While we can visualise this with the plot.estimateEffect option, the visualisation is far from ideal. Thus, let us use some data-wrangling and make the plot ourselves:

estimate_data <- plot.estimateEffect(est_assoc_effect, "Party", method = "pointestimate",
    model = output_stm, omit.plot = TRUE)
estimate_graph_means <- estimate_data$means
estimate_graph_means <- data.frame(matrix(unlist(estimate_graph_means), nrow = length(estimate_graph_means),
    byrow = TRUE))
estimate_graph_means <- data.frame(c(rep("Republicans", 10), rep("Democrats", 10)),
    c(estimate_graph_means$X1, estimate_graph_means$X2))

estimate_graph_cis <- estimate_data$cis
estimate_graph_cis <- data.frame(matrix(unlist(estimate_graph_cis), nrow = length(estimate_graph_cis),
    byrow = TRUE))
estimate_graph_cis <- data.frame(c(estimate_graph_cis$X1, estimate_graph_cis$X3),
    c(estimate_graph_cis$X2, estimate_graph_cis$X4))
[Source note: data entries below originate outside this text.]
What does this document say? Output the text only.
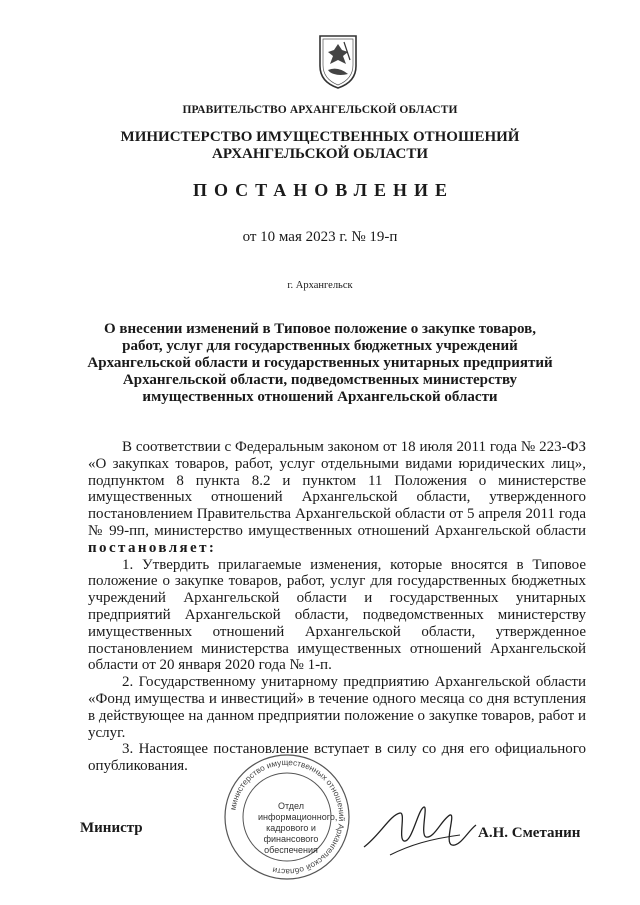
ПРАВИТЕЛЬСТВО АРХАНГЕЛЬСКОЙ ОБЛАСТИ
МИНИСТЕРСТВО ИМУЩЕСТВЕННЫХ ОТНОШЕНИЙ
АРХАНГЕЛЬСКОЙ ОБЛАСТИ
ПОСТАНОВЛЕНИЕ
от 10 мая 2023 г. № 19-п
г. Архангельск
О внесении изменений в Типовое положение о закупке товаров,
работ, услуг для государственных бюджетных учреждений
Архангельской области и государственных унитарных предприятий
Архангельской области, подведомственных министерству
имущественных отношений Архангельской области

В соответствии с Федеральным законом от 18 июля 2011 года № 223-ФЗ «О закупках товаров, работ, услуг отдельными видами юридических лиц», подпунктом 8 пункта 8.2 и пунктом 11 Положения о министерстве имущественных отношений Архангельской области, утвержденного постановлением Правительства Архангельской области от 5 апреля 2011 года № 99-пп, министерство имущественных отношений Архангельской области постановляет:

1. Утвердить прилагаемые изменения, которые вносятся в Типовое положение о закупке товаров, работ, услуг для государственных бюджетных учреждений Архангельской области и государственных унитарных предприятий Архангельской области, подведомственных министерству имущественных отношений Архангельской области, утвержденное постановлением министерства имущественных отношений Архангельской области от 20 января 2020 года № 1-п.

2. Государственному унитарному предприятию Архангельской области «Фонд имущества и инвестиций» в течение одного месяца со дня вступления в действующее на данном предприятии положение о закупке товаров, работ и услуг.

3. Настоящее постановление вступает в силу со дня его официального опубликования.

министерство имущественных отношений Архангельской области
Отдел
информационного,
кадрового и
финансового
обеспечения
Министр	А.Н. Сметанин
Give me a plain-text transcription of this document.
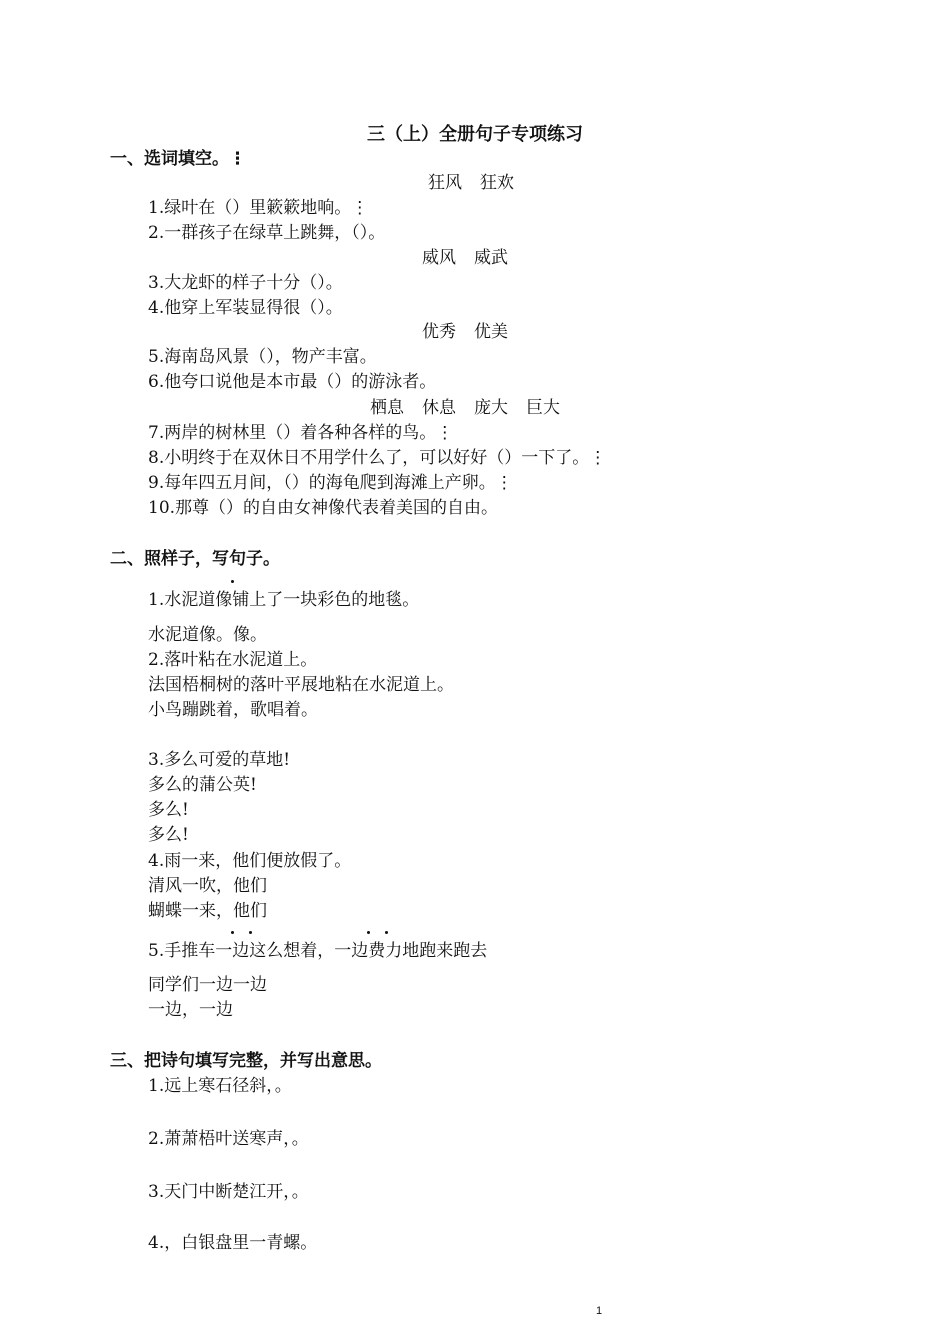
三（上）全册句子专项练习
一、选词填空。⋮
狂风 狂欢
1.绿叶在（）里簌簌地响。⋮
2.一群孩子在绿草上跳舞，（）。
威风 威武
3.大龙虾的样子十分（）。
4.他穿上军装显得很（）。
优秀 优美
5.海南岛风景（），物产丰富。
6.他夸口说他是本市最（）的游泳者。
栖息 休息 庞大 巨大
7.两岸的树林里（）着各种各样的鸟。⋮
8.小明终于在双休日不用学什么了，可以好好（）一下了。⋮
9.每年四五月间，（）的海龟爬到海滩上产卵。⋮
10.那尊（）的自由女神像代表着美国的自由。
二、照样子，写句子。
1.水泥道像铺上了一块彩色的地毯。
水泥道像。像。
2.落叶粘在水泥道上。
法国梧桐树的落叶平展地粘在水泥道上。
小鸟蹦跳着，歌唱着。
3.多么可爱的草地!
多么的蒲公英!
多么!
多么!
4.雨一来，他们便放假了。
清风一吹，他们
蝴蝶一来，他们
5.手推车一边这么想着，一边费力地跑来跑去
同学们一边一边
一边，一边
三、把诗句填写完整，并写出意思。
1.远上寒石径斜，。
2.萧萧梧叶送寒声，。
3.天门中断楚江开，。
4.，白银盘里一青螺。
1
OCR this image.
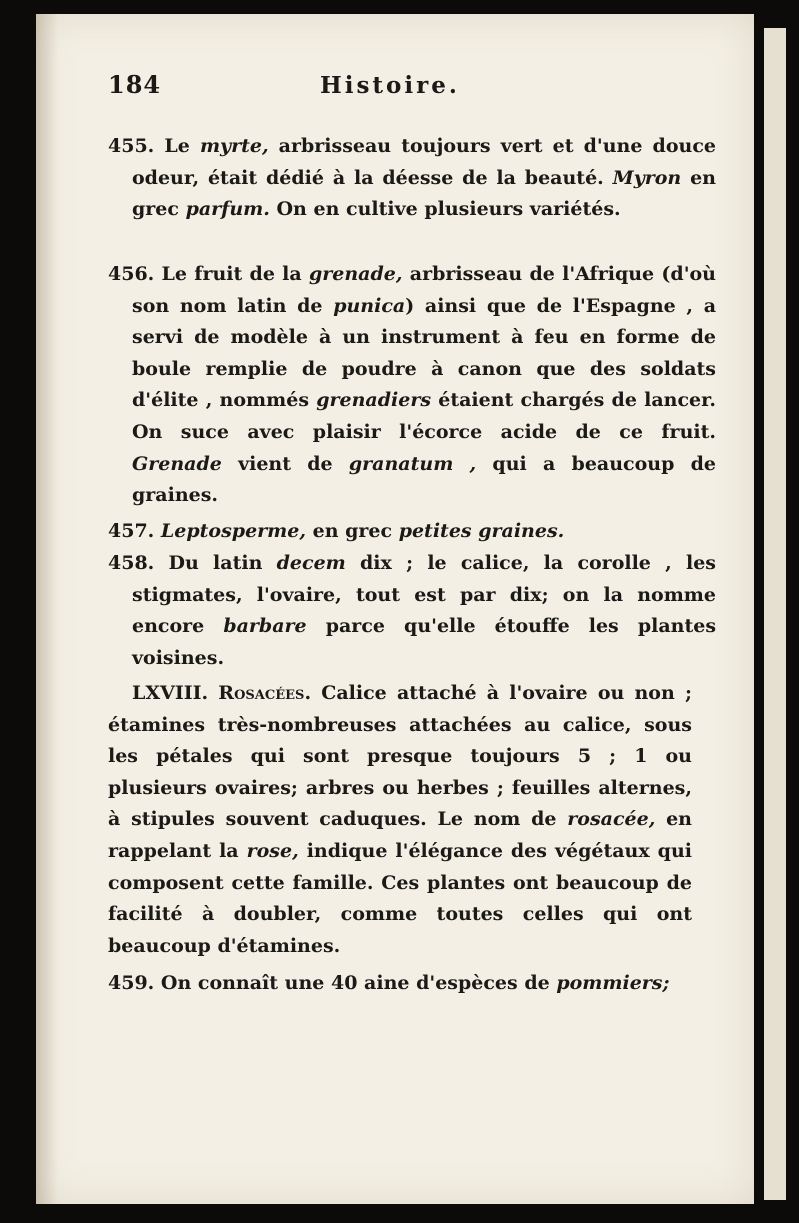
184	Histoire.

455. Le myrte, arbrisseau toujours vert et d'une douce odeur, était dédié à la déesse de la beauté. Myron en grec parfum. On en cultive plusieurs variétés.

456. Le fruit de la grenade, arbrisseau de l'Afrique (d'où son nom latin de punica) ainsi que de l'Espagne , a servi de modèle à un instrument à feu en forme de boule remplie de poudre à canon que des soldats d'élite , nommés grenadiers étaient chargés de lancer. On suce avec plaisir l'écorce acide de ce fruit. Grenade vient de granatum , qui a beaucoup de graines.

457. Leptosperme, en grec petites graines.

458. Du latin decem dix ; le calice, la corolle , les stigmates, l'ovaire, tout est par dix; on la nomme encore barbare parce qu'elle étouffe les plantes voisines.

LXVIII. Rosacées. Calice attaché à l'ovaire ou non ; étamines très-nombreuses attachées au calice, sous les pétales qui sont presque toujours 5 ; 1 ou plusieurs ovaires; arbres ou herbes ; feuilles alternes, à stipules souvent caduques. Le nom de rosacée, en rappelant la rose, indique l'élégance des végétaux qui composent cette famille. Ces plantes ont beaucoup de facilité à doubler, comme toutes celles qui ont beaucoup d'étamines.

459. On connaît une 40 aine d'espèces de pommiers;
Topic <- c("Topic 1", "Topic 2", "Topic 3", "Topic 4", "Topic 5", "Topic 6", "Topic 7",
    "Topic 8", "Topic 9", "Topic 10", "Topic 1", "Topic 2", "Topic 3", "Topic 4",
    "Topic 5", "Topic 6", "Topic 7", "Topic 8", "Topic 9", "Topic 10")

estimate_graph <- cbind(Topic, estimate_graph_means, estimate_graph_cis)
names(estimate_graph) <- c("Topic", "Party", "Mean", "min", "max")
estimate_graph$Party <- as.factor(estimate_graph$Party)
estimate_graph$Topic <- as.factor(estimate_graph$Topic)
estimate_graph$Topic <- factor(estimate_graph$Topic, levels = rev(levels(estimate_graph$Topic)))

Now, let us plot our intervals:

ggplot(estimate_graph, aes(Mean, Topic)) + geom_pointrange(aes(xmin = min, xmax = max,
    color = Party), position = position_dodge(0.3)) + geom_vline(xintercept = 0,
    linetype = "dashed", size = 0.5) + scale_color_manual(values = c("#0015BC", "#E9141D")) +
    theme_classic()

## Warning: Using `size` aesthetic for lines was deprecated in ggplot2 3.4.0.
## ℹ Please use `linewidth` instead.
## This warning is displayed once every 8 hours.
## Call `lifecycle::last_lifecycle_warnings()` to see where this warning was generated.

Here, we find that while the averages for the topic do seem to differ a little between both of the parties, all the intervals are overlapping, indicating that they are not that different.